With regard to the practical implementation of the proposed optimisation method, it is essential to consider limitations related to potential collisions. A key concern is the possible collision between the end effector and the workpiece, which may occur due to the effector’s specific orientation around its axis. However, collision detection is a standard task for technologists working with CAM systems and is routinely incorporated into the NC programme preparation process, particularly in robotic applications. In practice, once a collision is detected, the technologist can select an alternative axis configuration from the ranked list of robot individual configurations generated by the optimisation (from least to most energy-intensive). While this step could be automated (since some CAM systems can generate collision detection reports), its reliability depends on the accuracy of the 3D kinematic models of the robot, end effector and any fixtures involved. In real-world scenarios, these may not exactly match the modelled geometry (especially with regard to the fixtures). Therefore, it remains advisable for the technologist to manually perform the final check in order to account for any potential discrepancies in the visualisation.
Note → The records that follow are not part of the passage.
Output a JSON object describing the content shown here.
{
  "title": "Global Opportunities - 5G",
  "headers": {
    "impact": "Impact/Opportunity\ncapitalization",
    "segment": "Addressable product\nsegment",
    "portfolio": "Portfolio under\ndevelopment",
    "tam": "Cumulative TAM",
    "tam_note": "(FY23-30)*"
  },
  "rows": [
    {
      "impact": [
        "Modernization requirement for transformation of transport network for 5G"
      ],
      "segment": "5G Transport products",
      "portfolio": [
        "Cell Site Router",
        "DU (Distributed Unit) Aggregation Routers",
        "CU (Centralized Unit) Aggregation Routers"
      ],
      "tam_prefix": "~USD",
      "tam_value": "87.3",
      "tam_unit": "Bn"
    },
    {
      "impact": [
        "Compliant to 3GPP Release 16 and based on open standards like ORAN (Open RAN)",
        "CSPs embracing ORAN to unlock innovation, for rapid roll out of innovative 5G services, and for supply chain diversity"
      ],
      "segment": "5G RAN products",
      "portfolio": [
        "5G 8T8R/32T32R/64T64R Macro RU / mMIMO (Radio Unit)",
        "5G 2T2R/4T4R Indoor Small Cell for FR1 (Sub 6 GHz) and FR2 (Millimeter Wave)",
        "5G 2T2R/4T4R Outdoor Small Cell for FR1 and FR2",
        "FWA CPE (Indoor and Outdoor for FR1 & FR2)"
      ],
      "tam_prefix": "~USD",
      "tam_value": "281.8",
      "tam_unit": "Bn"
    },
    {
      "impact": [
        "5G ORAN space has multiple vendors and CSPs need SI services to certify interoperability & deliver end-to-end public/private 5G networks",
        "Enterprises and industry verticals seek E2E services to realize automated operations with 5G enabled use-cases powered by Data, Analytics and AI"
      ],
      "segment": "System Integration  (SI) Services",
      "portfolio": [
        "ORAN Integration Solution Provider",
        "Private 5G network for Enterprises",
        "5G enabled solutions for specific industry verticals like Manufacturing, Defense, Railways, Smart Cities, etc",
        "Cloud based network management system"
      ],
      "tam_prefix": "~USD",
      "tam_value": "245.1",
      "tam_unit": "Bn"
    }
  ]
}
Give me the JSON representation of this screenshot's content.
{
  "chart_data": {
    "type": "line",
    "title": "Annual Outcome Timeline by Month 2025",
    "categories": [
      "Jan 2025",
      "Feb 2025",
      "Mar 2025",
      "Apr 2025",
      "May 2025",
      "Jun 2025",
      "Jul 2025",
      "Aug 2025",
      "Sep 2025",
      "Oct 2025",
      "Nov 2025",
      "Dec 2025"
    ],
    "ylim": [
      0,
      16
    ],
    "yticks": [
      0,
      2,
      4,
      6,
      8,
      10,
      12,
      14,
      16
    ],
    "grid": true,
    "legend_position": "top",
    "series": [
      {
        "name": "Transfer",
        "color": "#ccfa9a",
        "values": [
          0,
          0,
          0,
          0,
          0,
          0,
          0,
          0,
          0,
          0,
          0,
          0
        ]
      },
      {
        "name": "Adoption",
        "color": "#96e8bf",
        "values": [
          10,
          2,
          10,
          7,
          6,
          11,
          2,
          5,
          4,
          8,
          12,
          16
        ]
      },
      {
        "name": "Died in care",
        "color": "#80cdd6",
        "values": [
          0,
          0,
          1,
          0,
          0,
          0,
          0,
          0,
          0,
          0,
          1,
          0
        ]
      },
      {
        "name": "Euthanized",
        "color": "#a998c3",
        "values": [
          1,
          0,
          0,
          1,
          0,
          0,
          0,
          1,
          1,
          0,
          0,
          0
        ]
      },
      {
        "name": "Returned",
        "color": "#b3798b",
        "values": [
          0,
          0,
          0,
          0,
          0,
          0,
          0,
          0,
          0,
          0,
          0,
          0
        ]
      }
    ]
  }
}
Future research may focus on the development of a user-friendly add-on for robot postprocessors, enabling the implementation and selection of various robot types from a predefined library. Such a tool would facilitate broader adoption of the proposed method among robot users. Additionally, further enhancement of the method could involve the variation of the redundant angle C along the process phase of the technological operation. This feature is currently not included due to its high computational complexity.